Howard Phillips, on his blog “Saving School Math” proposed a real life geometry problem that proved harder to solve than it first appeared. I love to banter about mathematics education with Howard. We agree on some things about math education and disagree on other things, most likely because his background is in higher ed and mine is in K-12 ed. Nevertheless, the back and forth is always interesting.
Howard hails from from England and was a senior lecturer in mathematics and more at the University of Huddersfield. He retired from teaching in 2004 and moved to Puerto Rico with his wife, who is the director of the Western Ballet Theater.
I suspect that this real life geometry problem was somehow related to his building a stage prop for the next ballet performance.
Here’s Howard’s problem:
While designing a system for connecting “educational” cubes together I figured that the holes in the faces had to be positioned very carefully. To achieve what I wanted the holes had to be positioned with length a equal to length b, and length c had to be twice the length a.
So what is length a, as a fraction of the side of the cube ?
Howard wrote back and challenged me: “And now without trigonometry…”

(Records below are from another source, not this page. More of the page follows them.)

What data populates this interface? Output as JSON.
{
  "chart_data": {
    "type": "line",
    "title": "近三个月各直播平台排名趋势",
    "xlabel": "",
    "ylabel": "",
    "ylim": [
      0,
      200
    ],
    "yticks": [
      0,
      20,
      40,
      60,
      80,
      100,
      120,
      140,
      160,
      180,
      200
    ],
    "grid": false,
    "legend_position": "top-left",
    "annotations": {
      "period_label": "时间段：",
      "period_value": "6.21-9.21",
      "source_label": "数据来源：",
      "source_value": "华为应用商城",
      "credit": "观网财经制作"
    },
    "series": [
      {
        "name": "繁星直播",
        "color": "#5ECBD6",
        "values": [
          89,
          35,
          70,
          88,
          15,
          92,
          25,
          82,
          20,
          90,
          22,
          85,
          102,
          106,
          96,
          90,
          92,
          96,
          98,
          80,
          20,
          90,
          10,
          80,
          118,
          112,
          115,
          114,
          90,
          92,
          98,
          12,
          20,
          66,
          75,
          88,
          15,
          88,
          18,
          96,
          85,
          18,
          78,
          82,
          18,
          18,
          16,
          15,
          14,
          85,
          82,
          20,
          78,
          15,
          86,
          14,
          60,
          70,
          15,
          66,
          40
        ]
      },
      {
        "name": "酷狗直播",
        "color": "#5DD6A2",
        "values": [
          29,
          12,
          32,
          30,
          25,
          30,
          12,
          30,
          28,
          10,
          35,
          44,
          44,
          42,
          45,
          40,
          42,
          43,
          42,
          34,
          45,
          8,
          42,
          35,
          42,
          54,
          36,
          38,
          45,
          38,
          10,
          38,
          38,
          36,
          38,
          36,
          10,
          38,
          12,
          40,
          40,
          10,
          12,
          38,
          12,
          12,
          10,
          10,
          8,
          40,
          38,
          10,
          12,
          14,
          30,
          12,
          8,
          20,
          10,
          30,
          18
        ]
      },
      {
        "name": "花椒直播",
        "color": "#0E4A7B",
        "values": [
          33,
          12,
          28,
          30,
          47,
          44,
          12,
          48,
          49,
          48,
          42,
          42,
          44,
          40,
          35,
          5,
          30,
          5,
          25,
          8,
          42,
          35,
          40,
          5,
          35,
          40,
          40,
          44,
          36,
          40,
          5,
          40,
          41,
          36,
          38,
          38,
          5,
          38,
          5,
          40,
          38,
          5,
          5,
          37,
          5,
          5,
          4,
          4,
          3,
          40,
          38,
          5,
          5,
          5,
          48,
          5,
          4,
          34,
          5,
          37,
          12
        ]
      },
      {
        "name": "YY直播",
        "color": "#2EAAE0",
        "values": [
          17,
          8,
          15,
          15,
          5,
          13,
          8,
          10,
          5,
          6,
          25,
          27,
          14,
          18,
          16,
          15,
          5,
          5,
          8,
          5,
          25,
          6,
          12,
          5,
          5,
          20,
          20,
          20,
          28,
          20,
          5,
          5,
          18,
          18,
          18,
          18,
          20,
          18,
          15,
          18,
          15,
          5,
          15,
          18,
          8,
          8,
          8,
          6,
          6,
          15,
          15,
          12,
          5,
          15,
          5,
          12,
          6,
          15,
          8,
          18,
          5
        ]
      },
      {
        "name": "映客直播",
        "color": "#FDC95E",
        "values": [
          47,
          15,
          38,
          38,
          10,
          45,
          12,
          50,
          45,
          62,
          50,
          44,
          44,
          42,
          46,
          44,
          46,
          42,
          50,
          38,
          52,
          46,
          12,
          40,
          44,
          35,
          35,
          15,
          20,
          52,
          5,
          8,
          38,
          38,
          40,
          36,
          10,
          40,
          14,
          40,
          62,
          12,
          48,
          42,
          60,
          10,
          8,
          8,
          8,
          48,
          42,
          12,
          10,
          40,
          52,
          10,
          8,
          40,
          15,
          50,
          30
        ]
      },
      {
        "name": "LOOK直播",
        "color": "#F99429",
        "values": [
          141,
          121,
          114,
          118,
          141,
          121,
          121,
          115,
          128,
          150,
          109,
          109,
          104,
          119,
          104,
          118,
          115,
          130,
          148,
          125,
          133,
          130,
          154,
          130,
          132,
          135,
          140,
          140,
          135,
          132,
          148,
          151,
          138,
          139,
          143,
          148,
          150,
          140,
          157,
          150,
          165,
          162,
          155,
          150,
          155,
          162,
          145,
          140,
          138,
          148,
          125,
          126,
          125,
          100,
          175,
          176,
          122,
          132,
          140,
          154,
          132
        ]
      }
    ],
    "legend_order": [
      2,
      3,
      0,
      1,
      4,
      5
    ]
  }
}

I took the challenge. After several messy hand-drawn diagrams, I created the shape on GeoGebra and messed around for a long time, getting nowhere. I concluded that the length of the side of the square consisted of 6 copies of length “a” plus 2 copies of a length shorter than “a”. I couldn’t figure out the value of the shorter length nor how it was related to “a” . I was wondering if somehow phi was involved, but this was late at night, so visions of sugarplums and phi were dancing in my head. It would not make sense for phi to be involved with something so static and “non-growthy”. Phi is often involved in nature, but rarely in stage props.
To get an idea of how far flung my messing around took me, check out the image below of the GeoGebra mess. This is where I noticed the 6 copies of length “a” plus 2 copies of a length shorter than “a”. If you look at the horizontal lines cutting the vertical sides of the square, you will see along the vertical sides the 6 equal lengths and the 2 smaller equal lengths. You will also notice the octagon that informed a later solution.
Howard wrote me back with a BIG HINT. He used the fact that an angle bisector in a triangle divides the opposite side into lengths proportional to the two sides. He wrote down the first few lines. I would like to say that I immediately jumped on his idea and came up with my own solution. However, if I said that I would be lying! I labored over hand-drawn diagrams. Then I decided that I would again use GeoGebra to create a a simpler diagram than the one you see above, but one that I could print out and mess around with.
Creating the clean GeoGebra diagram was helpful in allowing me to really wrap myself around the problem. It made it easier to follow Howard’s approach and finally get the same answer that I got with trig. Rather than let the side length of the square be x, I set the length of the side of the square to be 1 unit (whatever unit that may be). This allowed me to not worry about yet another variable.
Here’s my work using Howard’s approach of the angle bisector:
I had not forgotten about the octagon formed from the 8 holes, so decided to try out a solution using it. I got the same answer as I got using trig and using Howard’s angle bisector: If the side of the square is 1 unit, then “a” = 0.14644 units.
While solving it this way, I was reminded of my discovery the night before. I had noticed that the side of the square had a length that consisted of 6 copies of length “a” plus two shorter lengths, but I had no idea what the shorter lengths were or how they were related to a.
The relationship became clear when I broke up the top of the square into different lengths. It’s easy to see on the top edge that there are 4 copies of length “a” plus 2 copies of length “(sq rt 2)a”. Square root 2 is approximately 1.414. So the 2 copies could be expressed as having length “1.414 a” units, which could also be written as “(1 + .414) a”, which is the same a “1a + .414a”. We have two of these lengths of “1a + .414a”, so now we have the other 2 copies of “a” to make “6a” and we have the 2 copies of the shorter length, which we now know each have a length of .414 units.
This is a great example of showing how dead-ends like I thought I had during my late night playing around with GeoGebra actually informed my final geometric solution. Not only that, but my finally geometric solution verified my observation that the side consisted of 6 copies of length “a” plus two shorter lengths. I figured out the shorter lengths!
Now I am inspired to pull off the cobwebs of a post I started writing in 2013 about a “multiplication machine” at MoMath in NYC. Thank you, Howard, for helping me get my blog post mojo back!